Why not used here: the cross-encoder NLI approach runs faster and requires no prompt engineering. Prometheus would be the right choice if rationale logging is a compliance requirement.


What another 4 hours would add

  • eval/metrics.py β€” L2 LLM metrics: contextual precision (chunk ranking), contextual recall (coverage), and answer correctness against full reference answers. Currently only keyphrase coverage is used as a proxy.
  • Async client: httpx.AsyncClient variant for high-concurrency load testing.
  • Property-based tests: hypothesis to fuzz check_terminology and graders with generated strings β€” catches edge cases the golden dataset doesn't cover.
  • CI pipeline: GitHub Actions running make lint, make type-check, make test on every PR. Integration tests gated on a self-hosted runner with the API running.
  • Threshold calibration report: eval/calibrate.py exists and runs graders against golden-dataset expected answers β€” threshold calibration is now a single command, not a missing feature. Actual threshold adjustments require reviewing the output against real query distributions.

Gate 5 audit gaps addressed

  • Faithfulness false negatives on refusals: _is_refusal() detects "I don't have enough information" responses and returns score=1.0 β€” no factual claims, trivially faithful.
  • Partial grounding blind spot: faithfulness now uses claim-level decomposition (grade_faithfulness_decomposed). Response split into sentences; each verified independently. Score = supported_claims / total_claims. A response with one hallucinated sentence in three now scores 0.667, not 1.0.
  • No escalation path: overall_pass=False now emits a structured EVAL_FAIL WARNING log entry and sets flagged: true in the response payload. UI shows a red banner.
  • Cold-start latency: embedder and NLI model pre-warmed at startup in the FastAPI lifespan.
  • Happy-path-only golden dataset: 4 adversarial pairs added (vague query, rival-term prompt injection, multi-doc synthesis, hallucination bait).
  • No drift detection: added eval/drift.py β€” KS two-sample test per metric, compares live telemetry scores against golden-dataset baseline. Detects faithfulness degradation at p < 0.05 with ~40% traffic degradation across 40+ events.

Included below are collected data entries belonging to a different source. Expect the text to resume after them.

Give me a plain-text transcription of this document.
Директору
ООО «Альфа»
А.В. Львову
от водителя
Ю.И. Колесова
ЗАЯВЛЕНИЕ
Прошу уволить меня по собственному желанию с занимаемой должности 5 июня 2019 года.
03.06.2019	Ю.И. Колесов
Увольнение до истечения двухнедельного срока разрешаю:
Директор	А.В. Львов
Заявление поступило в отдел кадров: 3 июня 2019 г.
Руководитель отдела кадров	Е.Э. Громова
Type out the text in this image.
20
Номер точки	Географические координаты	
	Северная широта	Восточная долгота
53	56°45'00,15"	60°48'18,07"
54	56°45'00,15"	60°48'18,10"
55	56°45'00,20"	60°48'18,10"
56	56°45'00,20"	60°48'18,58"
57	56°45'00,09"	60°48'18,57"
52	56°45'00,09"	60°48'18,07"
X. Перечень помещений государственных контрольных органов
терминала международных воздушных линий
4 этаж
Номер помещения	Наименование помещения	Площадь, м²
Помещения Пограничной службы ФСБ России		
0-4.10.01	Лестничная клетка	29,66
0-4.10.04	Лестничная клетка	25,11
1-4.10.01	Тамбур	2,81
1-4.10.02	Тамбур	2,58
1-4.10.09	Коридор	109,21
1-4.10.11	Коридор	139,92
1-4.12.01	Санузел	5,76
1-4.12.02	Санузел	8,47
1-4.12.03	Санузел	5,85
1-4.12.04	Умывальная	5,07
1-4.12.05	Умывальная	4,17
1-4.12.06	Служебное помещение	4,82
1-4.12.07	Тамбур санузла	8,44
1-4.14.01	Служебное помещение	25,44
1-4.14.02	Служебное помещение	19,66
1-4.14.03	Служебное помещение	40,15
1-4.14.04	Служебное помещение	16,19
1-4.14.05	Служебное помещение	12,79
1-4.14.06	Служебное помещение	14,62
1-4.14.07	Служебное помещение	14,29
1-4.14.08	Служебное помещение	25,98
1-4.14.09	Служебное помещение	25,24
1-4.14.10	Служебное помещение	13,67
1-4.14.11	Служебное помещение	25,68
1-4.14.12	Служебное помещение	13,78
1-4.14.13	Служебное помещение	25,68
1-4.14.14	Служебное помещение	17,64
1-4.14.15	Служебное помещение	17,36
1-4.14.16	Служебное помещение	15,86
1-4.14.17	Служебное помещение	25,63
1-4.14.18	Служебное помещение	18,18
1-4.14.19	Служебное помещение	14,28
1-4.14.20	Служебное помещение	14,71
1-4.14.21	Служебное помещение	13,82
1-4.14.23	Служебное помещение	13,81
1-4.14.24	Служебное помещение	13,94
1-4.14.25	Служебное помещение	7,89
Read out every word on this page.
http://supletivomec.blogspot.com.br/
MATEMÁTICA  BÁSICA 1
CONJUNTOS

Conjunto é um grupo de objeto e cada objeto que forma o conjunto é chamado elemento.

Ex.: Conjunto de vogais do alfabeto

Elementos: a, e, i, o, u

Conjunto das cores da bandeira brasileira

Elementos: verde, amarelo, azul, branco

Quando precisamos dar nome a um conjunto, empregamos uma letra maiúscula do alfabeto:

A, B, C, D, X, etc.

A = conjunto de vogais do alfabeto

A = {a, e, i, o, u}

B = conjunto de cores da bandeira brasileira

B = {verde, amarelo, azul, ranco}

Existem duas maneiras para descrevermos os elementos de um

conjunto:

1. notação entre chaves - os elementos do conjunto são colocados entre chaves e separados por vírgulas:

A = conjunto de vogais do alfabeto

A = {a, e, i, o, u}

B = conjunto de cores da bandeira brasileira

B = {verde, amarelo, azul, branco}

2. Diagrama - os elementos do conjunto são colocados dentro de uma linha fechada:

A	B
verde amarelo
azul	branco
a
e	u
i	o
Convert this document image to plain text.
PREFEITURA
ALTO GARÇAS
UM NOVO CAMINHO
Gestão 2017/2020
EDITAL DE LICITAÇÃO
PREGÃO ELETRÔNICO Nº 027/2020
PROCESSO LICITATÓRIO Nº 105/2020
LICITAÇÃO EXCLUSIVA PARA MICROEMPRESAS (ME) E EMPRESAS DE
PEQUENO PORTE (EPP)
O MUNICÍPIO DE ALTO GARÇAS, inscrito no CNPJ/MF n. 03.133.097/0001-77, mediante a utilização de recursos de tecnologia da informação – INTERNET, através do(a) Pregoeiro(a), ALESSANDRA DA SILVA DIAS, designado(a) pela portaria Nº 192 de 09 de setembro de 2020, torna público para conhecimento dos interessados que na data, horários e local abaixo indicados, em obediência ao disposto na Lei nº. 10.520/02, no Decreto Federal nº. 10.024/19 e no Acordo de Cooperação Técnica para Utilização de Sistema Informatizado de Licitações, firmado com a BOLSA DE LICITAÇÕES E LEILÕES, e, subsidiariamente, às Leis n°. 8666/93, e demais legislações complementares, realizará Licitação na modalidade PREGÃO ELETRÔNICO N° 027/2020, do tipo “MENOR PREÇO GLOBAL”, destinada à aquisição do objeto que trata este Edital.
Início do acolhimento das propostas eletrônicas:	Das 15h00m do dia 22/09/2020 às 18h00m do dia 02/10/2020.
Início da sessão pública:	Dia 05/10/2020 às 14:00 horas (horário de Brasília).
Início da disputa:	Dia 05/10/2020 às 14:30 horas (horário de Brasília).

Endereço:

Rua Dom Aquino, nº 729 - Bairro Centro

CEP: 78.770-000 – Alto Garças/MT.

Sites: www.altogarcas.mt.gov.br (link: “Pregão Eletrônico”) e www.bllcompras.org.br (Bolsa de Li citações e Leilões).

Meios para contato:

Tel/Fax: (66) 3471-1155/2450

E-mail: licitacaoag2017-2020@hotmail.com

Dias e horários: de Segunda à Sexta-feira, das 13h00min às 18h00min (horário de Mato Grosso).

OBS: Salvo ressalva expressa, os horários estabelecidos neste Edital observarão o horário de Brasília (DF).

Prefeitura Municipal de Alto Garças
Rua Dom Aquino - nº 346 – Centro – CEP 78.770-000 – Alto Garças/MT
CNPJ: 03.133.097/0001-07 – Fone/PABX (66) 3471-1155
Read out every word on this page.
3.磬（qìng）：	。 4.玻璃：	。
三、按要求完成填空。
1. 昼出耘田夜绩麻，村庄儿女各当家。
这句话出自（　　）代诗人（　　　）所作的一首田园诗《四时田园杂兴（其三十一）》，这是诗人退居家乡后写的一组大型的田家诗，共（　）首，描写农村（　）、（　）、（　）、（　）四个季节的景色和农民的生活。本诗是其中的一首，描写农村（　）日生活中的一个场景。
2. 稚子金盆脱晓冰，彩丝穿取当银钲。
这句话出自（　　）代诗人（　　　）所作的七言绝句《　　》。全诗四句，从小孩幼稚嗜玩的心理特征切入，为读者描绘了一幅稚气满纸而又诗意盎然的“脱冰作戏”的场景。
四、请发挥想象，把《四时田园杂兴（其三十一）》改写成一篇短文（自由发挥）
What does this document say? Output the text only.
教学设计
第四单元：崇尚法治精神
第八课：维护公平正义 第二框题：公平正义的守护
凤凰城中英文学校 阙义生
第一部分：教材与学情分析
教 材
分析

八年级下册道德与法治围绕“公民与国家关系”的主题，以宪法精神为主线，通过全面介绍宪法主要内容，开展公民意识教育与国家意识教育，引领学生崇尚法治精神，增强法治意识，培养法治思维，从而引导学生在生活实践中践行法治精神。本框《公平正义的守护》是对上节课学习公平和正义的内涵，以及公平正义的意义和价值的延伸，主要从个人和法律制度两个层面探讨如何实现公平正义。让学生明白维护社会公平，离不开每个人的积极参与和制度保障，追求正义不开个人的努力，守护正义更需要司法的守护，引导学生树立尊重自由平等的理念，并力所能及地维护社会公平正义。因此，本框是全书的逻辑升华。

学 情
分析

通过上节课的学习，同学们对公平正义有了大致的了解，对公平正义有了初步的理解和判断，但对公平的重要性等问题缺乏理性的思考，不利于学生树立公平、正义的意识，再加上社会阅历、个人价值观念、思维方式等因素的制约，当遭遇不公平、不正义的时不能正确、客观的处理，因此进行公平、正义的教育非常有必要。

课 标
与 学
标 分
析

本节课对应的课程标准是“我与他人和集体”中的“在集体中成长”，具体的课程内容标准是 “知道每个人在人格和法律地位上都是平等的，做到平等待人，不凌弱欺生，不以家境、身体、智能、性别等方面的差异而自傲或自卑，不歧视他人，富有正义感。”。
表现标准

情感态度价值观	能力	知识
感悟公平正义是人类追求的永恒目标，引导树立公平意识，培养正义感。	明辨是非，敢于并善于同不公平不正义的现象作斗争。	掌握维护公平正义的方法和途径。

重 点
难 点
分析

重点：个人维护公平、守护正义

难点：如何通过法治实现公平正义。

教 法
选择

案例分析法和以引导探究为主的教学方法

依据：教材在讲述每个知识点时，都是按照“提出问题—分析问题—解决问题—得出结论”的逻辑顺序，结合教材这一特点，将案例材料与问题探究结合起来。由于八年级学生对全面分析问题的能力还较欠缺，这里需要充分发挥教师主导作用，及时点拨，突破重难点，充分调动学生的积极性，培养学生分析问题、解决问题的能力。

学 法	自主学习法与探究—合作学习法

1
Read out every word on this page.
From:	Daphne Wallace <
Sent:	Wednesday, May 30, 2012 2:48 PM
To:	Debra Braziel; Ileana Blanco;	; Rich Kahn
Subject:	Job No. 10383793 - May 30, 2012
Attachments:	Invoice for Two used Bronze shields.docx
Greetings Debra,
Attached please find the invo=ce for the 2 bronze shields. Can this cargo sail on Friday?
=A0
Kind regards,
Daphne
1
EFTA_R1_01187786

Where LLM assistance helped and where it misled

Helped:

  • Scaffolding the full project structure (backend, client, tests, config) in a single session without losing consistency across files.
  • Writing the faithfulness prompt in a way that reliably returns structured JSON β€” the few-shot JSON format in the prompt was a suggested pattern that works.
  • Catching that except Exception in the faithfulness grader was too broad and replacing it with (json.JSONDecodeError, anthropic.APIError).
  • Identifying that _build_index_by_domain was defined twice in pipeline.py (duplicate introduced during an edit session) β€” caught during code review.

Misled or required correction:

  • Initially used lru_cache on a function that takes a SentenceTransformer instance as an argument β€” unhashable, so the cache silently failed. Required switching to a module-level dict cache.
  • Generated a dead loop in rosetta.py (iterating over terms with continue but no code after the continue branch) that did nothing. The logic existed in a comment describing intent but was never implemented. Caught in review.
  • Suggested a fictional client name that conflicted with a real company. Required renaming before the repo went public.